The Making payroll pay: Managing risk and compliance in an unprecedented era of change report warned that the financial and reputational risks of processing payroll late or incorrectly, not adhering to evolving data privacy and protection regulations, and the disconnect between finance, HR and payroll systems create “a countdown to a potential disaster”.

The report states that global mobility also adds complexity to the payroll process in a number of areas including secondments, dual contracts, split payroll, business travellers, currency translation and compensation.

Jonathan Dowden, payroll expert at Sage UK, warned businesses of the impact that payroll errors could have on staff morale.

“Many businesses see payroll as a back-office process that doesn’t necessarily affect business performance,” he said. “These findings challenge that way of thinking by showing that payroll can have an immediate effect on staff job satisfaction with just one misstep, and could even jeopardise recruitment.

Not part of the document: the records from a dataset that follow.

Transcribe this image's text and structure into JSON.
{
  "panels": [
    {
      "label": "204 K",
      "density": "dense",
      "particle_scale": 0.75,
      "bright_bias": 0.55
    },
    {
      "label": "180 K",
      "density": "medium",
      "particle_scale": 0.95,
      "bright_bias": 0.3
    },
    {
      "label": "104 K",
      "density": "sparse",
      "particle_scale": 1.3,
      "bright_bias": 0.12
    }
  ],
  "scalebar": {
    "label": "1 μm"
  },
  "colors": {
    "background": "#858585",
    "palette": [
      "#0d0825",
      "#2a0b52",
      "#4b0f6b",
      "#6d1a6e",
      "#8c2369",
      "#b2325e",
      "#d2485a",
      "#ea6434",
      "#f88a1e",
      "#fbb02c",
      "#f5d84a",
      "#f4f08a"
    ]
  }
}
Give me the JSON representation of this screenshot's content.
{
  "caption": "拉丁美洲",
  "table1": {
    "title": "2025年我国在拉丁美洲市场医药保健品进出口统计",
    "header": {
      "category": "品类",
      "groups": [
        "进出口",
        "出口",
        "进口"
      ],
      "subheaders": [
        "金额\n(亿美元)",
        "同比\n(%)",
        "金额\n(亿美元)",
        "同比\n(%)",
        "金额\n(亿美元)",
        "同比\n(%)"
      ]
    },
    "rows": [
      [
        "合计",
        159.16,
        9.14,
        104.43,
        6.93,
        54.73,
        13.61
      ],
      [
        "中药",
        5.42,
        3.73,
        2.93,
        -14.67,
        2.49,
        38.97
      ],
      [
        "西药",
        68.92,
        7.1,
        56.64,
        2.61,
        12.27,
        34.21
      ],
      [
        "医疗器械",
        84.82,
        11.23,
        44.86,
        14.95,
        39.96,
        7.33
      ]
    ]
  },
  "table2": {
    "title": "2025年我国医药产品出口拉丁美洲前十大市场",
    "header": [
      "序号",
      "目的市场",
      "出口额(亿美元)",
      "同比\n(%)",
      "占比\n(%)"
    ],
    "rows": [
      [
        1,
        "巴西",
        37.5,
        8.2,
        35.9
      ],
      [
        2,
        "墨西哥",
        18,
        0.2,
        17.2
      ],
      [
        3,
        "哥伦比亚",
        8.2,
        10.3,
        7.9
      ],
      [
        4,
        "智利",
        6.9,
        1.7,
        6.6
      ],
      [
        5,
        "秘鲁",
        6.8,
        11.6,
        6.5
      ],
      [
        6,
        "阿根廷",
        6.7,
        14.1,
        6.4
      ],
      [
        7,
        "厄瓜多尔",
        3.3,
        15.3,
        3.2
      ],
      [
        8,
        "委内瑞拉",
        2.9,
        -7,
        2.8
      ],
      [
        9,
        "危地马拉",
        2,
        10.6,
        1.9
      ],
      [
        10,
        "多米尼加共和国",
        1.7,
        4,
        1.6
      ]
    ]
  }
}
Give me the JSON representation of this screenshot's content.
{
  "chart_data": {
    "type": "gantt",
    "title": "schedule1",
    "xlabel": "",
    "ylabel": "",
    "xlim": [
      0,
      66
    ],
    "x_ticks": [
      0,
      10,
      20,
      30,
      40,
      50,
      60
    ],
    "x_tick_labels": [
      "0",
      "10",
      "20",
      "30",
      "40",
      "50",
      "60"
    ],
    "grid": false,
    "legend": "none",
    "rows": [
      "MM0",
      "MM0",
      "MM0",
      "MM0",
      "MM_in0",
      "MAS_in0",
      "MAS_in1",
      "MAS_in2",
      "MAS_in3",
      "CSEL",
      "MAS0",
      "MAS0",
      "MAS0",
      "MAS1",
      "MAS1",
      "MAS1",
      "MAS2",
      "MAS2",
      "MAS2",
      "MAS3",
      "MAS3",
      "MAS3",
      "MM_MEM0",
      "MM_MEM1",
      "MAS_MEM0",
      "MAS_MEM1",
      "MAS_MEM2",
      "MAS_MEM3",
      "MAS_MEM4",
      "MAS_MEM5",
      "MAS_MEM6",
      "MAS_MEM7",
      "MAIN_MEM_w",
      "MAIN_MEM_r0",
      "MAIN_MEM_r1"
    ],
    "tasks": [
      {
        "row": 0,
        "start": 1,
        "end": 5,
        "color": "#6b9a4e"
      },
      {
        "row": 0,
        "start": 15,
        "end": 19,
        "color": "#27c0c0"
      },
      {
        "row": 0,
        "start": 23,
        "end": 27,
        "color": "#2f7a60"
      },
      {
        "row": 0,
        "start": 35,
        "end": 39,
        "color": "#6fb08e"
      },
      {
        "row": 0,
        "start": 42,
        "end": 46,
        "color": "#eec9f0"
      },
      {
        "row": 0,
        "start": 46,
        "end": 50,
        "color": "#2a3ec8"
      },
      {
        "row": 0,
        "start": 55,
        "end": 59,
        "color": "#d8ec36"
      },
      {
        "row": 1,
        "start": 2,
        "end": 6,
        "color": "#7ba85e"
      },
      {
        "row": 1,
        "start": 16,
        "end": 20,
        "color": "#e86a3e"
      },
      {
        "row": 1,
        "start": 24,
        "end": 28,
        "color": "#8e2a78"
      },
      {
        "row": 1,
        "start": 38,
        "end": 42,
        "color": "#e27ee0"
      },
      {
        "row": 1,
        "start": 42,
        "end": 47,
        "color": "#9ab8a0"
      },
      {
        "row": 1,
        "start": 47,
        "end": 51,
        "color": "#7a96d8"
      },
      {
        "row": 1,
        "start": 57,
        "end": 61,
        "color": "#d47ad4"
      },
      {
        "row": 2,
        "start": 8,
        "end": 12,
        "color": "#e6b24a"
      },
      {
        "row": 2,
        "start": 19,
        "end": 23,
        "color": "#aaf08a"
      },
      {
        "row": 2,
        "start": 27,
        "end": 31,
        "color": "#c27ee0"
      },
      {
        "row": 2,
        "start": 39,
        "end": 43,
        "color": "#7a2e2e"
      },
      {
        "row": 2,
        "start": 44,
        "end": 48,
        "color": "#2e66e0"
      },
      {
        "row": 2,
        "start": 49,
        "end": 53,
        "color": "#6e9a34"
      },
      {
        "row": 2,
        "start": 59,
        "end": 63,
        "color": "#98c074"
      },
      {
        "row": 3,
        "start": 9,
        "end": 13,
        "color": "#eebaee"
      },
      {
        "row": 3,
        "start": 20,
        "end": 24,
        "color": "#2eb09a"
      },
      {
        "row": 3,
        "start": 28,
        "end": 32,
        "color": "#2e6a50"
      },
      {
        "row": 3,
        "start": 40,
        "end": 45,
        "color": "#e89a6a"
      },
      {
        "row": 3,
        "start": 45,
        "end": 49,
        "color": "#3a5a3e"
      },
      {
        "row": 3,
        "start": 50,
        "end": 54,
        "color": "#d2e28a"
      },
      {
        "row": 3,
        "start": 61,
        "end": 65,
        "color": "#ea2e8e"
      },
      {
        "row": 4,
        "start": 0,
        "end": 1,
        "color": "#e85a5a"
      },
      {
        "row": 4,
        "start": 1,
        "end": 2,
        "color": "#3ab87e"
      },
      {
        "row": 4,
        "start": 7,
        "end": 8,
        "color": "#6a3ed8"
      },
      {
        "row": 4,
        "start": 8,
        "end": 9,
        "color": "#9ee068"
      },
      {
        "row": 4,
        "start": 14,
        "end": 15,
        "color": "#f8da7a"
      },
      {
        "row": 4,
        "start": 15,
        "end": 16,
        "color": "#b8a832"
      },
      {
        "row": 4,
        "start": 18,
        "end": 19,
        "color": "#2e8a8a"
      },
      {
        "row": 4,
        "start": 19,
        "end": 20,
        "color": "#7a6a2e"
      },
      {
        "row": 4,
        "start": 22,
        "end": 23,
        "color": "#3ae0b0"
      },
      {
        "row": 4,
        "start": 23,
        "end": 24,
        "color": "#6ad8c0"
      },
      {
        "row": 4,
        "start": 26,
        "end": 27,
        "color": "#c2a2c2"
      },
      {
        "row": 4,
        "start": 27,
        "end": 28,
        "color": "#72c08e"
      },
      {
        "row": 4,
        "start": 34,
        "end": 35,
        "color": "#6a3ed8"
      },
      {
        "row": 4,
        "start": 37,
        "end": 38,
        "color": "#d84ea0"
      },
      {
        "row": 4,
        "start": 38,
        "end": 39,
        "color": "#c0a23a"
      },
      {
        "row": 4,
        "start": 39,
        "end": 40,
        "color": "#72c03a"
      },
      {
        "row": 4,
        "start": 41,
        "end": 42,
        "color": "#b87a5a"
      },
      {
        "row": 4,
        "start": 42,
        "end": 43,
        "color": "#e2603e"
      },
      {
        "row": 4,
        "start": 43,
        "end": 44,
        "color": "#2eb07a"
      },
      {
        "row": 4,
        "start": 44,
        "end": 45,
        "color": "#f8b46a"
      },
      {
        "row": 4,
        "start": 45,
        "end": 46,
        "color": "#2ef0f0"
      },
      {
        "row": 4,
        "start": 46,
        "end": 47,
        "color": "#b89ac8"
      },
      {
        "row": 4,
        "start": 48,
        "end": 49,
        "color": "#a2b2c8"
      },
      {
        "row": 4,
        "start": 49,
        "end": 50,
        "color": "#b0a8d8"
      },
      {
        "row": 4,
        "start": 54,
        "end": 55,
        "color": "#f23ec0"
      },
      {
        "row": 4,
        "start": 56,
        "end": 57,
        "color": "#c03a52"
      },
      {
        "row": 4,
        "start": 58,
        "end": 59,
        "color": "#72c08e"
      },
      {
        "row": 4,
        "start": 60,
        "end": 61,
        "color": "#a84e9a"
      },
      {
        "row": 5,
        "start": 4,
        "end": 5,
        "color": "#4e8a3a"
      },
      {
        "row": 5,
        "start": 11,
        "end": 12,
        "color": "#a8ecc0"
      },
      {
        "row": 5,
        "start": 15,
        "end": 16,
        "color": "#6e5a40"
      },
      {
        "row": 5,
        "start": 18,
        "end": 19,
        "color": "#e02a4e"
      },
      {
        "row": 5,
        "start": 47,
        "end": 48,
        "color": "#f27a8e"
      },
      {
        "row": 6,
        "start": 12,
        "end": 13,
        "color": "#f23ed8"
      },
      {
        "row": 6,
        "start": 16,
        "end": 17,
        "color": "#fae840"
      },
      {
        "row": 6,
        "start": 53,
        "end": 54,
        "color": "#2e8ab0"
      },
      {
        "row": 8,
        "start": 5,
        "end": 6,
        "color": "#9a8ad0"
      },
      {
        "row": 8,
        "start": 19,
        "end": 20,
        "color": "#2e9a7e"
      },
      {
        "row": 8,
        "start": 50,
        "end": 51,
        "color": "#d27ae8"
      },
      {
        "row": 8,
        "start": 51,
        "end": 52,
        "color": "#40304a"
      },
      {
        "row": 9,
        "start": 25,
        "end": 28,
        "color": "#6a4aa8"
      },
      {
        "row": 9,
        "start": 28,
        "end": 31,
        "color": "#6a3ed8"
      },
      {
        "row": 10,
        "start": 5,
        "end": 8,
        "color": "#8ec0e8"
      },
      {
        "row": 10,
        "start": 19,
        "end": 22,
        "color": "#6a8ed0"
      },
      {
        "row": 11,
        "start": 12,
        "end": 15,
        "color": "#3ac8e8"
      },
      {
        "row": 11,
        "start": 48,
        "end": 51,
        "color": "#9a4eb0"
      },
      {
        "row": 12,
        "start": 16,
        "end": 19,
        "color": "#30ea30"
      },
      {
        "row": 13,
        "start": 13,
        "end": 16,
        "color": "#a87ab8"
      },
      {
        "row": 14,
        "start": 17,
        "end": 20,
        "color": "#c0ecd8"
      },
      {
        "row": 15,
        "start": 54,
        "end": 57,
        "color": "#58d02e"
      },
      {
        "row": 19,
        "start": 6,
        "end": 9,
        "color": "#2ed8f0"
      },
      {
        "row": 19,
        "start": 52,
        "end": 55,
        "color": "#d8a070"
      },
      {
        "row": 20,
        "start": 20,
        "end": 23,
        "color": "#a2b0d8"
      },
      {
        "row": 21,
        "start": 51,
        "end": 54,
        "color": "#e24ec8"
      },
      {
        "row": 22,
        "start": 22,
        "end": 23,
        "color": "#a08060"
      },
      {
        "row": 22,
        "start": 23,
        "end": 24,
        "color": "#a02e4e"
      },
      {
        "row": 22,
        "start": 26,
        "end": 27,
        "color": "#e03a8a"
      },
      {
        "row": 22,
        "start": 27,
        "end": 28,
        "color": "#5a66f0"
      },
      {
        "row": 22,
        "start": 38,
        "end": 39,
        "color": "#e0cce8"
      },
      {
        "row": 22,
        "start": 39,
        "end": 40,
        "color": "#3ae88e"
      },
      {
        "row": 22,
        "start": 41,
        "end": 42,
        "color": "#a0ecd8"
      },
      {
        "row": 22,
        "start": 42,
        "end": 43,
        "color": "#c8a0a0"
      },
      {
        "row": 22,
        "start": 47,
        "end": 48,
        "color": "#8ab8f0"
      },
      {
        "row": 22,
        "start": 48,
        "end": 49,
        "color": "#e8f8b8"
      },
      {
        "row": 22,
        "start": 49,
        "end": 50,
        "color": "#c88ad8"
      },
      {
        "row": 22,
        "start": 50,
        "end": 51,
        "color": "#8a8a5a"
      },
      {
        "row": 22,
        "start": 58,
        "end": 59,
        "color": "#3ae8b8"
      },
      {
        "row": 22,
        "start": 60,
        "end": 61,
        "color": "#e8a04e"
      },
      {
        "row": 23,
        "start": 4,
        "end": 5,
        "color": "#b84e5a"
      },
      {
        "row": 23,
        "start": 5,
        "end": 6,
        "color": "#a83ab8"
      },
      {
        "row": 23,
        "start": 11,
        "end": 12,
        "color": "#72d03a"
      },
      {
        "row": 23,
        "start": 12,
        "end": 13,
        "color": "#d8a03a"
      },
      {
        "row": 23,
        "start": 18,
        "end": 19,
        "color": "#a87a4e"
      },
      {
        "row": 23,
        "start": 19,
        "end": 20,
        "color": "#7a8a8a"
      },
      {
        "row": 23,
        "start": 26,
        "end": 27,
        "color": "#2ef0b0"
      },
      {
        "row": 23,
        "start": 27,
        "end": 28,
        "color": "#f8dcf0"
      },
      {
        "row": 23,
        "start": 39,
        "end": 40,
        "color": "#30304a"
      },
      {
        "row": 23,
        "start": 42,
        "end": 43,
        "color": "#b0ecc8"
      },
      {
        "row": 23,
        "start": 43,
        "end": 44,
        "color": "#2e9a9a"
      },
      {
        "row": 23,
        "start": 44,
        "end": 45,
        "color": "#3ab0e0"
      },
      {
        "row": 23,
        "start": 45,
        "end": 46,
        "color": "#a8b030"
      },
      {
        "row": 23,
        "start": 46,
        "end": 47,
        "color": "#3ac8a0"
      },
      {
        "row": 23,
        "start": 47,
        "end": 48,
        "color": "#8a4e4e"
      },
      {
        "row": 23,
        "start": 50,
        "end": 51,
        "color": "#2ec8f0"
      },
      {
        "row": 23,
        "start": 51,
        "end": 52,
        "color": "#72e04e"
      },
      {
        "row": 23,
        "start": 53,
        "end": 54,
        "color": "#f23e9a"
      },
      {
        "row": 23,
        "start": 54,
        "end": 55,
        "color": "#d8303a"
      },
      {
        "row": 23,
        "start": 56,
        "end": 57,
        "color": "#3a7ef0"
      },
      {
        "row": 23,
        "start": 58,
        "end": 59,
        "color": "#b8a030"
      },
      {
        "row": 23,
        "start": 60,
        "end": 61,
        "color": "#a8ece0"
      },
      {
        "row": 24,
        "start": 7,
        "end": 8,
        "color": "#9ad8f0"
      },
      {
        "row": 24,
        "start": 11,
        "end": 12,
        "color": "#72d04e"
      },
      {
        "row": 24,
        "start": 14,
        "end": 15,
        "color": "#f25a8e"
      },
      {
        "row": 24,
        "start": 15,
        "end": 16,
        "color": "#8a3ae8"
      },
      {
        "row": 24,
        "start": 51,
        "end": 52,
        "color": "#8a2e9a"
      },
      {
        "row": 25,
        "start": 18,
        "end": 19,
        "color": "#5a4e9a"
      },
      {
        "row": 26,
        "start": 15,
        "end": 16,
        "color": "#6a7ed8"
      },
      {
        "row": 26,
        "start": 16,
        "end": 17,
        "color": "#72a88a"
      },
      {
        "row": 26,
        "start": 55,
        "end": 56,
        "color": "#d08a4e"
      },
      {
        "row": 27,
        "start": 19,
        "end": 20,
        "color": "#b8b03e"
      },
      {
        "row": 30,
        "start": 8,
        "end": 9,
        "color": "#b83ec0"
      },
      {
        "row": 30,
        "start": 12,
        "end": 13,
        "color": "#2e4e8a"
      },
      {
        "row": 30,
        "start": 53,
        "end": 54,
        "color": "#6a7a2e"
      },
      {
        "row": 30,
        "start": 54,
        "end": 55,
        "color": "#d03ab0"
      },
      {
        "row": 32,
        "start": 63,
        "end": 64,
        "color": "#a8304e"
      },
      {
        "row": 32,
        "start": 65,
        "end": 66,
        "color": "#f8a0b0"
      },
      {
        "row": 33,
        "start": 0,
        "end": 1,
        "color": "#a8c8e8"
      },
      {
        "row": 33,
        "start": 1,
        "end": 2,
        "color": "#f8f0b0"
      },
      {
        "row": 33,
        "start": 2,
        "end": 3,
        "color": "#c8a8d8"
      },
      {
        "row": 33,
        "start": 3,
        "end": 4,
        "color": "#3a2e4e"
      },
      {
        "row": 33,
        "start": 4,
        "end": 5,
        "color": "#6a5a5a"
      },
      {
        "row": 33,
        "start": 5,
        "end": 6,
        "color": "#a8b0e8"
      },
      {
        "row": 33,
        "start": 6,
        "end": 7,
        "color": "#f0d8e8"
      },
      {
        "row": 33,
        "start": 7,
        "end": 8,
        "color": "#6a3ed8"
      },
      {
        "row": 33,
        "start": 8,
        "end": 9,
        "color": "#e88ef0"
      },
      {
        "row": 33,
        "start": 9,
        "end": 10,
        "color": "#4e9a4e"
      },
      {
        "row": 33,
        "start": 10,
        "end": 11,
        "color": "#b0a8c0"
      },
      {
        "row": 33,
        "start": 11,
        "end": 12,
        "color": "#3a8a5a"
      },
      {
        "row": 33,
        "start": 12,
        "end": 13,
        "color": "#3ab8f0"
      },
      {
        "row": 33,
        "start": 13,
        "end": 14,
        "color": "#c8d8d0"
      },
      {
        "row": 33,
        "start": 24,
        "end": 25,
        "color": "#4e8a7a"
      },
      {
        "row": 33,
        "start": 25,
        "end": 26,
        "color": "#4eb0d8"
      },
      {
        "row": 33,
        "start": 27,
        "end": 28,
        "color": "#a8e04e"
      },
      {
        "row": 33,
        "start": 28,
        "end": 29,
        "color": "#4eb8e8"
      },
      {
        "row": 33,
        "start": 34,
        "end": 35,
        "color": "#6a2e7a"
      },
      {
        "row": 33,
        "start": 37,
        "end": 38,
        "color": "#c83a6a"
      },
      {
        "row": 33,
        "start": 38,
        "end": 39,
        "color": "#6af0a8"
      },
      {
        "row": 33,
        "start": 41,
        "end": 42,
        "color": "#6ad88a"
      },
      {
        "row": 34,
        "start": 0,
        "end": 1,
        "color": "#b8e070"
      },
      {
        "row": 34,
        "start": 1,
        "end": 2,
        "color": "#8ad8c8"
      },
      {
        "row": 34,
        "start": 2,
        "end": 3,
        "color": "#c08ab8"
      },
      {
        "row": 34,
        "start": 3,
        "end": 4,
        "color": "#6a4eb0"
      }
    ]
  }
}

“Payroll is something employers must get right. With a clear potential to transform staff morale, influence employee engagement, and make an employer more appealing to current or future talent, it should be brought into the spotlight for businesses.”

Chris Watt, Payright business leader at PwC, suggested that the landscape of payroll has changed. “The rapid rise of social media, smart devices, big data, and cloud computing has opened up avenues for improvement,” he said. “At the same time employees are becoming more savvy through demographic change, increased expectations and empowerment.

“As [organisations] increasingly look beyond domestic boundaries, the complexity of their payroll operations grows too. It’ s crucial businesses have a payroll that’s not just fit for today, but is capable of dealing with the increased complexity and regulations coming in the future."

He added: “Technology and social media are making employees better informed, more connected and more vocal – get their payroll wrong and with the power of social media you and the wider world will very quickly get to know about it."